Talgos are plainly in maintenance and couple-to-other-cars sense not interoperable with Amtrak’s fleet. Amtrak for better or for worse seems to have a low tolerance for equipment that is not fully interoperable. They scrapped the Turboliners and won’t operate the refurbished-at-considerable-expense New York Empire Corridor Turboliners – those were less “different” than Talgo, but those two required a special and separate maintenance facility, which is what Amtrak seems to want to get away from.

The need for a separate maintenance facility and Amtrak not wanting to provide one in Chicago is indeed a holdup with the Wisconsin Talgos because as far as I can tell, Wisconsin is contractually bound to pay for the two Talgos, two that were intended as an upgrade for the Chi-Mil Hiawatha service and the purchase of which pre-dated the 810 million dollars that the Wisconsin Governor sent back. The hangup is that a legislative committee doesn’t want to

To me this is one of the great missed opportunities. When candidate Walker was opposing the Madison line someone should have suggested, “hey, let’s take the 810 million dollars and buy about forty new Talgos.” Wisconsin would have gotten the jobs, and the entire midwest could have new passenger train sets. Mr. Doyle, Walker and La Hood could have all claimed victory. Sad but it was not to be.

I believe the $800 mil. or so was for the specific purposes in the original proposal, not just whatever Walker wanted. I believe he proposed using the money for other purposes and that proposal was rejected by LaHood.

With the rejection of the 810 million by Wisconsin, and wasn’t there also a rejection by Ohio and Florida of their awards, it initiated a new round of bids by states and awards by US-DOT?

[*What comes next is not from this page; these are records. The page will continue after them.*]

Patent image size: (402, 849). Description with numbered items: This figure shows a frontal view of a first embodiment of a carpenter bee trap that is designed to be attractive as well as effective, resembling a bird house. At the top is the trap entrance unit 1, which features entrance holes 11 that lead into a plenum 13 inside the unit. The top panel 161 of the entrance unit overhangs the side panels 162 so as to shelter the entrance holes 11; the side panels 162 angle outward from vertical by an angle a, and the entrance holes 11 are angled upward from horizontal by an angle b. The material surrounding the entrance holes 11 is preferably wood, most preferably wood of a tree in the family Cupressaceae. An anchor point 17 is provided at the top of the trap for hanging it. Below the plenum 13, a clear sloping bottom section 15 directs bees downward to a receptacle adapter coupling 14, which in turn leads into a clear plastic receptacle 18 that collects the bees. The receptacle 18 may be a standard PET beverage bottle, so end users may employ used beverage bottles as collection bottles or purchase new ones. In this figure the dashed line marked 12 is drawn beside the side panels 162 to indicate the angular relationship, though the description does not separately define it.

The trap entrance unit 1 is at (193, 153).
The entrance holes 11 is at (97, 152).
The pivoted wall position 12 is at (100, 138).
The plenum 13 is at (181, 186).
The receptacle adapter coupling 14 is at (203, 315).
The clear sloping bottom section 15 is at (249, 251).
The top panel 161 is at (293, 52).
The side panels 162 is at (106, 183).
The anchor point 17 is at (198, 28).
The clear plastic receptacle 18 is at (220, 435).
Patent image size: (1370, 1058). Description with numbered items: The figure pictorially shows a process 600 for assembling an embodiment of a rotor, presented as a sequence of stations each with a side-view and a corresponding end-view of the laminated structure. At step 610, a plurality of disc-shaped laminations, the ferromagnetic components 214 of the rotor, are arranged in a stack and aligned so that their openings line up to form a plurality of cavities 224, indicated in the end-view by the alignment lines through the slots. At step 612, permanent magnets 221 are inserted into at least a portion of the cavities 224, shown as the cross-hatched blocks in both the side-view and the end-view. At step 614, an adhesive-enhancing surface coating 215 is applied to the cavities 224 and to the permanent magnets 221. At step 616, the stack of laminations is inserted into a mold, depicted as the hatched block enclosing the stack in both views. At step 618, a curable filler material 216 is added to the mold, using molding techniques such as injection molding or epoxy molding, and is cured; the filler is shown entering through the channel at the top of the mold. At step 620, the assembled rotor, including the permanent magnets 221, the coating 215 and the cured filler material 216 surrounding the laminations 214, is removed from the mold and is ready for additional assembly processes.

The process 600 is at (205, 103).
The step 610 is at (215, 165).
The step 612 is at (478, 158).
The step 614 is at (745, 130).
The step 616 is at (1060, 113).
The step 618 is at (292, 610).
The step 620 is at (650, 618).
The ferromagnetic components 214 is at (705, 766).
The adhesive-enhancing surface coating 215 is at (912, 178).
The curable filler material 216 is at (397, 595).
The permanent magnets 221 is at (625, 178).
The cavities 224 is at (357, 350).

I believe that Wisconsin under its new political administration put in a proposal to spend a smaller amount of money on the upgrades to the Milwaukee line but leaving out Madison, and that proposal was rejected in favor of other proposals in other states. I don’t know if that was a personal decision by Secretary LaHood; I would think it was part of a process under the terms of the ARRA legislation where the US-DOT is supposed to come up with a plan to spend the Stimulus money. But it is true that the rejection of the 810 million followed by the failed proposal to do something only about the current Hiawatha service has lead to the Talgo being left high and dry.

There was also talk during the campaign of using the 810 million for highways, but that probably would have required action by Congress rather than Secretary LaHood agreeing to it, and with Congress gridlocked by the same political wave that brought about the changes in Wisconsin, Ohio, and Florida, the probability of that change was and is low.

Kinda, sorta. The new Talgo sets, the Series 8’s, meet the FRA “Tier 1 Alternate Compliance” crash specs via “Crash Energy Management” or CRM. FRA is still feeling its way through all this so, even though the specs are met, the new equipment still requires a waiver. Tier 1 is defined as operating at “speeds up to 125 mph and running with intermixed traffic.” FRA has made it clear that they will grant the waiver if the CRM specs are met; it’s just they way they want to regulate this for the time being.